La Méditerranée, notre horizon

15 avril 2007 - 00h32 - Monde - Ecrit par : L.A

Plus d’une décennie nous sépare désormais de la vibrante déclaration de Barcelone, qui promettait, en 1995, une progressive intégration régionale euroméditerranéenne. Aujourd’hui, cette perspective s’éloigne et ce projet apparaît bien fragile : le panorama régional s’est profondément transformé au cours des dernières années.

D’un côté, la panne de l’Europe politique précipite l’érosion de l’influence européenne dans le monde. Or l’Euro-Méditerranée ne saurait se construire sans une Europe forte et déterminée. De l’autre côté, les pays méditerranéens du Sud ne sont pas au rendez-vous de l’ouverture politique et des réformes. Cependant, les mutations sociétales profondes qui s’y opèrent suscitent des aspirations nouvelles au sein des populations. En dépit des ambitions formulées à Barcelone, le bassin méditerranéen n’est aujourd’hui ni plus stable ni plus prospère. Il concentre au contraire toutes les grandes fractures planétaires. L’accélération de la mondialisation et la recomposition des équilibres géo-économiques internationaux, induite, pour une part par le décollage de l’Asie, révèlent et aggravent la divergence des deux rives de la Méditerranée. Et cet espace, miné par les peurs et les passions, paraît s’enfoncer dans les conflits, ou se murer dans le repli.

Ce tableau pessimiste appelle deux observations. Il faut d’abord souligner, contrairement à une représentation courante mais trompeuse, que la Méditerranée n’est pas pour autant, loin s’en faut, coupée du cours global de la mondialisation. Ses économies, ses sociétés et les politiques qui s’y développent participent à la globalisation des échanges, à la circulation des idées et au jeu diplomatique international. Mais les acteurs méditerranéens demeurent le plus souvent les spectateurs désorientés et fragilisés d’un mouvement qu’ils subissent, alors qu’ils furent la force motrice de plusieurs des mondialisations du passé.

Une seconde observation concerne la fracture territoriale qui s’est instaurée au sein de chacun des pays de la rive sud. Un clivage s’aggrave dangereusement entre les zones urbaines littorales et les espaces ruraux intérieurs. La marginalisation et la paupérisation des campagnes se développent en proportion de l’ouverture aux échanges mondiaux du cordon littoral urbain qui court d’Agadir à Istanbul. Tout se passe comme si le sud de la Méditerranée n’avait plus besoin de ses arrière-pays pour se développer, le salut étant supposé dépendre, selon le credo libéral dominant, des échanges et de l’arrimage extérieur. Si les villes côtières sont propulsées sur l’avenir, les territoires ruraux sont refoulés dans un arrière-monde qui n’intéresse plus personne.

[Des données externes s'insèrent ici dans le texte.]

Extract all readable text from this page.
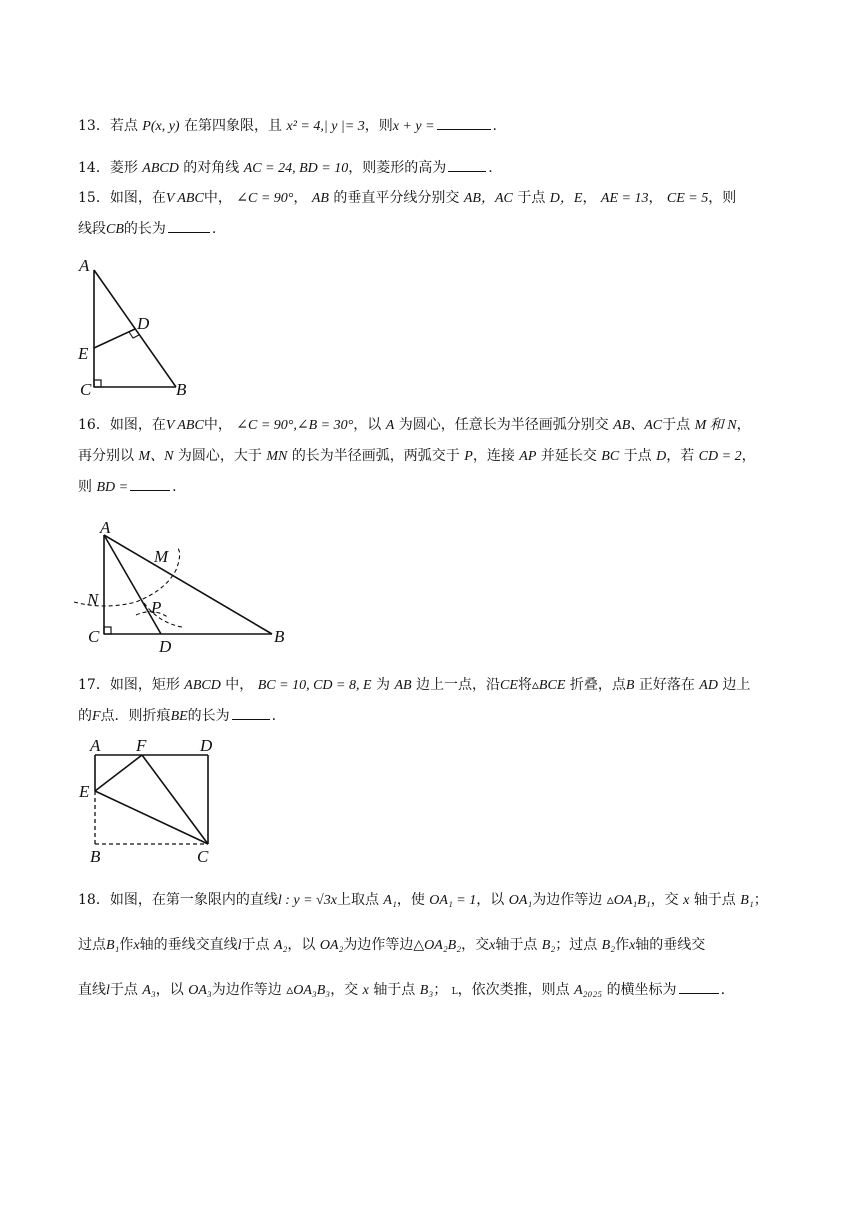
13．若点 P(x, y) 在第四象限，且 x² = 4,| y |= 3，则x + y =	.
14．菱形 ABCD 的对角线 AC = 24, BD = 10，则菱形的高为	.
15．如图，在V ABC中， ∠C = 90°， AB 的垂直平分线分别交 AB，AC 于点 D，E， AE = 13， CE = 5，则
线段CB的长为	.
A
D
E
C	B
16．如图，在V ABC中， ∠C = 90°,∠B = 30°，以 A 为圆心，任意长为半径画弧分别交 AB、AC于点 M 和 N，
再分别以 M、N 为圆心，大于 MN 的长为半径画弧，两弧交于 P，连接 AP 并延长交 BC 于点 D，若 CD = 2，
则 BD =	.
A
M
N	P
C
D
B
17．如图，矩形 ABCD 中， BC = 10, CD = 8, E 为 AB 边上一点，沿CE将▵BCE 折叠，点B 正好落在 AD 边上
的F点．则折痕BE的长为	.
A F	D
E
B	C
18．如图，在第一象限内的直线l : y = √3x上取点 A₁，使 OA₁ = 1，以 OA₁为边作等边 ▵OA₁B₁，交 x 轴于点 B₁；
过点B₁作x轴的垂线交直线l于点 A₂，以 OA₂为边作等边△OA₂B₂，交x轴于点 B₂；过点 B₂作x轴的垂线交
直线l于点 A₃，以 OA₃为边作等边 ▵OA₃B₃，交 x 轴于点 B₃； L，依次类推，则点 A₂₀₂₅ 的横坐标为	.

Ce contexte doublement critique ne favorise pas seulement l’aggravation des inégalités. Il fait le lit de la radicalisation des opinions publiques et de l’affaissement des projets de coopération. L’esprit de solidarité qui inspirait la vision commune dessinée à Barcelone s’effrite, et la culture du dialogue se grippe.

Or il faut réaffirmer que la dislocation d’un horizon commun pour la Méditerranée entraîne dans son sillage l’affaiblissement du projet européen lui-même et l’amenuisement de la capacité de l’Europe de jouer sa partie dans un monde multipolaire. En sens inverse, la mise en oeuvre d’une coopération pionnière avec sa rive sud, est la chance pour l’Europe de faire valoir un modèle alternatif de la mondialisation assurant la prise en compte des variables culturelles et environnementales qui sont, autant que l’économique, les clés d’un codéveloppement durable.

Ce scénario coopératif doit impérativement s’articuler autour de politiques communes, dans les sept domaines stratégiques que sont la formation-recherche, l’entrepreneuriat privé, le tourisme, l’agriculture, la santé, l’environnement et les infrastructures. Celles-ci, on le sait, ne prendront corps et ne seront efficaces que si elles échappent aux limitations des approches bilatérales. Autrement dit, elles requièrent d’être elles-mêmes inscrites, de façon concertée, dans une problématique euroméditerranéenne globale.

Une telle vision euroméditerranéenne ne saurait se résumer à un simple élargissement du grand marché unique européen, assorti de conventionnements bilatéraux appelés "partenariats" ou "voisinages". Il s’agit de mettre en place l’espace politique commun qu’implique une logique de relations véritablement multilatérales. C’était là l’ambition de Barcelone.

La France, qui présidera l’Union européenne au second semestre 2008 et qui proclame vouloir faire de la Méditerranée une priorité de sa politique étrangère, porte la responsabilité particulière de revenir à ces fondamentaux. Oublier ce rendez-vous reviendrait à renier le projet de Barcelone.